A Market Fit for Royalty

Cork is located on Ireland’s south coast and its history dates back to the 6th century. Today, it is Ireland’s second largest city after Dublin and often its citizens jokingly refer to it as ‘the real capital’. Among this bustling city you will find the famous English Market in an area stretching from Princes Street to the Grand Parade with entrances on Princes Street, Patrick Street, the Grand Parade, New Market Lane and Mutton Lane. Established in 1788, this market is celebrating its 230th birthday this year – no mean feat!

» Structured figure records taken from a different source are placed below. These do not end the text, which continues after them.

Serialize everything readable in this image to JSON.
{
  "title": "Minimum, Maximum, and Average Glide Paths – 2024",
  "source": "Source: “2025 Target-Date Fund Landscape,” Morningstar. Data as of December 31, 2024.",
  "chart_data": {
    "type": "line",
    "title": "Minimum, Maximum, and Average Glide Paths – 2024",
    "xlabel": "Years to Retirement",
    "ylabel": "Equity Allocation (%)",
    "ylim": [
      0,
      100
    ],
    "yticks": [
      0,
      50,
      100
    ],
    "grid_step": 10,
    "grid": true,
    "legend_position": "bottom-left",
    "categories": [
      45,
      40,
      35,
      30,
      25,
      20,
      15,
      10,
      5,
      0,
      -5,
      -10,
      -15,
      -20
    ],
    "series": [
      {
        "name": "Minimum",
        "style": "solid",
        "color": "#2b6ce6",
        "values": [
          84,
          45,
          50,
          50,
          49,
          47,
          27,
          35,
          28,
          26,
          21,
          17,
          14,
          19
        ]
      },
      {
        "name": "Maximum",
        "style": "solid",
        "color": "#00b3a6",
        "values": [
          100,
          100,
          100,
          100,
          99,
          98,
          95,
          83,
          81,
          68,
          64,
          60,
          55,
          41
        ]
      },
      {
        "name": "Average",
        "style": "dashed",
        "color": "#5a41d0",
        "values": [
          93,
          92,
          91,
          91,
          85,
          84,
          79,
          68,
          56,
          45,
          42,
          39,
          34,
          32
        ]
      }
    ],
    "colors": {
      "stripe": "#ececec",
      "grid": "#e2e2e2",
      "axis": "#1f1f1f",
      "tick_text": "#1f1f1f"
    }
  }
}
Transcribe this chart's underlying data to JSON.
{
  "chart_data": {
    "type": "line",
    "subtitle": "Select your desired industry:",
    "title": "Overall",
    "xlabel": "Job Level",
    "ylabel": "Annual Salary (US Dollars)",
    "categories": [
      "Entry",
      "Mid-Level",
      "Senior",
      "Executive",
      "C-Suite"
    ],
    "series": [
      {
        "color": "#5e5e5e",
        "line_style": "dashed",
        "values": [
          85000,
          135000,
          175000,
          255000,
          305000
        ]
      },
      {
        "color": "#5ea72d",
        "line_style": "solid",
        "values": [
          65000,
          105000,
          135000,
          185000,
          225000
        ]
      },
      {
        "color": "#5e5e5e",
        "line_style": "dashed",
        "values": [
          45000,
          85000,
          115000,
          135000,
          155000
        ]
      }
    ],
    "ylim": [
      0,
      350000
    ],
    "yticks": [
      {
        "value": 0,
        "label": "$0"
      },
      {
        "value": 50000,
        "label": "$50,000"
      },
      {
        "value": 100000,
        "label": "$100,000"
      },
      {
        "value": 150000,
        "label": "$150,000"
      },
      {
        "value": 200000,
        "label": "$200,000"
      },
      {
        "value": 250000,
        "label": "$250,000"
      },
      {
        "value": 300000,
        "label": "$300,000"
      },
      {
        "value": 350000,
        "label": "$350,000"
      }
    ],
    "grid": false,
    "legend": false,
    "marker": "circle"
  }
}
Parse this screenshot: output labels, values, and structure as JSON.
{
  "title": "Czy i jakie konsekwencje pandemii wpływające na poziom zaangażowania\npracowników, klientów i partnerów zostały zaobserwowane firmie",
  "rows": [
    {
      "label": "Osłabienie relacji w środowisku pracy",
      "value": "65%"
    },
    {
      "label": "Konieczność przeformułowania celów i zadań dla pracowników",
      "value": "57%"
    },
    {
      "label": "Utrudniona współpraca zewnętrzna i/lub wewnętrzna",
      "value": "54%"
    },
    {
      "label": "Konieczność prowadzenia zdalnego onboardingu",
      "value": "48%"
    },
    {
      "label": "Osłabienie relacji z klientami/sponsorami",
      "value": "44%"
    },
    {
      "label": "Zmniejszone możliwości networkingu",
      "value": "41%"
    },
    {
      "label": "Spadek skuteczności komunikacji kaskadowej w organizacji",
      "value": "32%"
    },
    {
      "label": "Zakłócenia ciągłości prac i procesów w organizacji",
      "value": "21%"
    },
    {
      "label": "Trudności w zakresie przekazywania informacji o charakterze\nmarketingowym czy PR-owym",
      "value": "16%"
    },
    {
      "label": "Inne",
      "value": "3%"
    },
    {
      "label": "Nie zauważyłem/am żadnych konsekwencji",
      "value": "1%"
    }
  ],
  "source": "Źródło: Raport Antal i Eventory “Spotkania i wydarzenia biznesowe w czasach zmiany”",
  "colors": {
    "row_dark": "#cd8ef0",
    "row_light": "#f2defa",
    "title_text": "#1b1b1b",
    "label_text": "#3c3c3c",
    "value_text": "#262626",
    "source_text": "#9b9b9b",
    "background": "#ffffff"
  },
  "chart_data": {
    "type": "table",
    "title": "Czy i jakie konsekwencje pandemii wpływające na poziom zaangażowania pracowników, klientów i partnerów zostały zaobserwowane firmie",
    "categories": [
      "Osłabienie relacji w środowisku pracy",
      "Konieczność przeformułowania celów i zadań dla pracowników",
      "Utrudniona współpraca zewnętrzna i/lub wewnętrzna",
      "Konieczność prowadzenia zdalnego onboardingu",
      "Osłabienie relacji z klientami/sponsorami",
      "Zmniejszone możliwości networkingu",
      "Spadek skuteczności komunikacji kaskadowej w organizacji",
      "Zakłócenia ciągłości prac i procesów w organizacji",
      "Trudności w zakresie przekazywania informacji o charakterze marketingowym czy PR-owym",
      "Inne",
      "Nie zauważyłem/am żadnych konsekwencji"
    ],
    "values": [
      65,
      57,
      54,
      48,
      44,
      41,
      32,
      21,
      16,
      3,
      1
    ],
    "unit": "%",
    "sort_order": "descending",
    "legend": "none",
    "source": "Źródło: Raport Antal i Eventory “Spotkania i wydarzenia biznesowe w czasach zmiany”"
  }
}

The English Market is a covered market supplying mainly food produce from all over the world as well as traditional Cork foods such as fish, fruit, meat and vegetable and some gifts. It boasts a vast array of fantastic traders who really make your visit special – Queen Elizabeth thought so when she visited it in 2011, so much so that she recommended for her son, Prince Charles to visit which he did in 2018. Traditional and modern foodies alike shop at this market although their food shopping baskets could not be more different. The old working class continues to buy traditional ingredients for old Irish recipes including tripe and drisheen, salted ling, crubeens and cheap cuts and in stark contrast new middle class foodies are able to source olives, foccacia breads and organic meat and vegetables all under the same roof. Here you will discover everything needed to a traditional Irish dinner.


If the walls of the English Market could talk they would tell you that its name was appointed in the 19th century to differentiate this market from the nearby St. Peter’s Market, which was commonly known as the Irish Market. This market was a vital source of revenue for the city, accounting for one-third of the Cork city corporation’s entire income in the 1830’s. In 1980 the markets original building was destroyed by fire and the building was restored, in sympathy with the original Victorian building’s design, by Cork Corporation to an award-winning design by the Cork city architect T. F. MacNamara. In a nutshell, it has survived the Irish Famine, revolutions, wars, fire, economic decline and more making it a true gem in Ireland’s crown.

At the heart of it, the English Market is a place of business and trade that acts as a social hub in Cork city bringing the community together. Its history and reputation attracts thousands of visitors every year who savour this experience. It is a feast for visitors both visually and physically – definitely a must for anyone travelling to Ireland.